All nodes see the same data at the same time. It is equivalent to having a single up-to-date copy of the data.

  • Availability

Every request received by a non-failing node in the system must result in a response. Even when severe network failures occur, every request must terminate.

  • Partition tolerance

The system continues to operate despite arbitrary message loss or failure of part of the system.

In 2002, Gilbert and Lynch proved this in the asynchronous and partially synchronous network models. Thus it is called the CAP Theorem now.
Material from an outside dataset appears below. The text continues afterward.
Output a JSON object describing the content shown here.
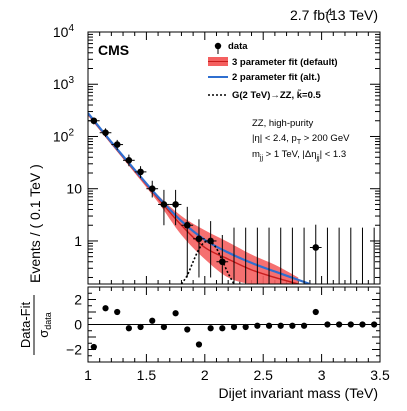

Firstly one should notice that the definition of consistency in CAP is different from the one in ACID (Atomicity, Consistency, Isolation, Durability). The consistency in ACID means that a transaction preserves all the database rules. On the other hand, the consistency in CAP refers only to single copy consistency, a strict subset of ACID consistency.

The CAP theorem attempted to justify the design formulation of “2 of 3” CAP properties, leaving three viable design options: CP, AP, and CA. However, CA is not really a coherent option in distributed computing because a system that is not Partition-tolerant will be forced to give up Consistency or Availability during a partition. Therefore, the theorem is generally interpreted as: during a network partition, a distributed system must choose either Consistency or Availability. Note that CAP should allow perfect C and A most of the time since partitions are rare. In fact, a simple centralized algorithm meets these requirements. In practice, it is common assuming that a single datacenter has no partitions within, and thus allows the designs for CA within a single site.

Furthermore, a distributed system may not be simply classified as CP or AP because the choice between C and A can occur many times within the same system at very fine granularity. Not only can subsystems make different choices, but the choice can change according to the operation or even the specific data or user involved.

In the CAP theorem, the three properties are treated as binary. For example, Gilbert and Lynch require 100% availability for simplicity. But the availability could be continuous from 0 to 100 percent in real world. The consistency can also have many levels, e.g. different C in CAP and ACID. Due to the latency, the system may also have disagreement about whether a partition exists. In practice, the essence of CAP takes place during a timeout, a period when the program must make the partition decision. Pragmatically a partition is a time bound on communication. Therefore, there is no global notion of a partition, since some nodes might detect a partition, and others might not.